This Wednesday, lunch guests at the St. Thomas More Church soup kitchen arrived expecting a meal but left also having made art and new friends.
Wednesday’s event marked the beginning of a weekly project in which undergraduate art majors and graduate students at the School of Art will draw with soup kitchen guests at St. Thomas More, a Catholic church located on Park Street. The new initiative, organized by Associate Dean of the School of Art Sam Messer, both allows art students to use their talents outside of the studio and provides soup kitchen guests with a venue for self-expression, Messer said.

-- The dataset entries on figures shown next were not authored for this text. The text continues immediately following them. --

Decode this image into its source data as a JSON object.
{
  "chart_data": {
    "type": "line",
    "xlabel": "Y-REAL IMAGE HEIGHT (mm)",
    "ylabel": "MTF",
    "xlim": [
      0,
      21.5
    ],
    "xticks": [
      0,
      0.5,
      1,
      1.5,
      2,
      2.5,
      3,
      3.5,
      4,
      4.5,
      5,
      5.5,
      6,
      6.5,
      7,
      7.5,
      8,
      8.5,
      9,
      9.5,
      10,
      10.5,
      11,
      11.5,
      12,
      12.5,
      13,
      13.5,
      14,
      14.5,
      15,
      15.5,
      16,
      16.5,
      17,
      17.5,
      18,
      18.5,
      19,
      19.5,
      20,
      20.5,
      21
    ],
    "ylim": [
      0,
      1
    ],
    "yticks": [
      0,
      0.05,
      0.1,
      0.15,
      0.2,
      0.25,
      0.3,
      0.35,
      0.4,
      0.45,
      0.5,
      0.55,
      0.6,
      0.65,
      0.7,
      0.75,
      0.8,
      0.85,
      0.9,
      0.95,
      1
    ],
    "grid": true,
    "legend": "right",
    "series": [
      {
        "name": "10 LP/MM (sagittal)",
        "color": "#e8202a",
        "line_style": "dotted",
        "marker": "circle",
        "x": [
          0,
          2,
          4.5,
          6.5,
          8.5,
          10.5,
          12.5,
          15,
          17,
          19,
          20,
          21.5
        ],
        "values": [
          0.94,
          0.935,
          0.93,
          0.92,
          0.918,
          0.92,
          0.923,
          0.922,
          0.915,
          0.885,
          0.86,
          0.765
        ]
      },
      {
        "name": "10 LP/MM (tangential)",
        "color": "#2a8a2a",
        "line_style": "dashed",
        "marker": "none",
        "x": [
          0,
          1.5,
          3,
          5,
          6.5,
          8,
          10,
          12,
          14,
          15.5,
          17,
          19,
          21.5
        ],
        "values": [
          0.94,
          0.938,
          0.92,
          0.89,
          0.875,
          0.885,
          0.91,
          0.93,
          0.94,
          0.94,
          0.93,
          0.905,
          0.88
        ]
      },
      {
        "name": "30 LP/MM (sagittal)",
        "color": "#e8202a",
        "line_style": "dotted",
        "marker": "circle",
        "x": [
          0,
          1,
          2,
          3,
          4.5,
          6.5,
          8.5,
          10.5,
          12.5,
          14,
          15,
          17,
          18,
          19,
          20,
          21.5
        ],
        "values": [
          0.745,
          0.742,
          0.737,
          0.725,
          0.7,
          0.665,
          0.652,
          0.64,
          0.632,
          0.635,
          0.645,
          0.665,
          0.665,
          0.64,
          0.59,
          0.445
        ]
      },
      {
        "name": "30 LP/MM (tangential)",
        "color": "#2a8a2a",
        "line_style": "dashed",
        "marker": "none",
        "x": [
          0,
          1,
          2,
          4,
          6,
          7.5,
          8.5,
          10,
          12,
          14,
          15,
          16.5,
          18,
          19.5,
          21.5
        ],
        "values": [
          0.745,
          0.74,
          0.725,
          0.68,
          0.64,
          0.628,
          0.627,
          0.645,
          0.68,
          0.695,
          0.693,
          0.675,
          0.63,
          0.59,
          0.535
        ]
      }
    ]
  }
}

The soup kitchen, which is celebrating its 30th anniversary this year, serves lunch every Wednesday to approximately 300 guests, said Katie Byrnes, assistant chaplain at St. Thomas More. Volunteers from the St. Thomas More, Yale and New Haven communities serve guests meals donated by Yale dining halls and local food stores, and volunteers can also prepare meals at the church.
Art plays a significant role in creating a hospitable atmosphere at the soup kitchen, Byrnes said, explaining that the space houses a rotating gallery that showcases seasonal art displays.
“We haven’t fixed the problem of hunger in New Haven, but we can give the experience of being welcomed into a beautiful space,” Byrnes said.
Ana Maria Gomez Lopez ART ’14, who talked and drew with soup kitchen guests, said most of them spoke to her about their families, childhoods and places of origin. Two guests at the arts table realized they were both from Sicily, Lopez said. Messer added that another two guests discovered while drawing that they grew up near each other in South Carolina and had mutual acquaintances.
A soup kitchen guest who said she goes by the name of Miracle sketched two portraits at the arts table before taking her place in line for lunch. Miracle said that she often drew pictures as a child and added that, as a lover of music, she particularly enjoyed replicating album covers. After being encouraged by other guests, Miracle put down her work to sing verses of “Amazing Grace” and “I Believe I Can Fly.”
“This is great because you can feel everyone’s good energies around you,” she said.
Messer said he learned about the soup kitchen earlier this year when he helped organize an exhibit of undergraduate art in the soup kitchen’s gallery space. He consulted Isaac Canady, a local artist and longtime member of the soup kitchen’s community, about what art-related activities guests might respond to best. It was difficult to predict the success of certain types of activities because of the guests’ wide range of attention spans, Canady said, so the two decided to provide guests with crayons, pencils and paper and see what happens.
Canady said that he hopes the art project will give homeless members of the St. Thomas More community something positive to focus on, adding that making art has helped him overcome past hardships.
“A lot of people in this situation are angry and resentful, and art can give them something they can grab a hold on,” he said.
A number of soup kitchen guests asked visitors from the School of Art to sketch portraits of them. Next week, Messer said, art students may ask the guests to create drawings before agreeing to draw their portraits. Messer added that he and the art students will also offer coaching to help guests who may question their artistic ability overcome such insecurities.
“You can meet anyone by drawing them — even the most difficult, cold person will talk to you if you draw them,” Messer said, adding that he spent his sabbatical drawing portraits of strangers in Myanmar, Thailand and India.
Messer and Byrnes are planning to organize a joint exhibition of students’ and guests’ work at the end of the year in the soup kitchen’s gallery space.
Messer said that he hopes more arts students will participate in the weekly project. Only a handful of artists attended this week.
The St. Thomas More soup kitchen serves lunch every Wednesday from 11 a.m. to 1 p.m.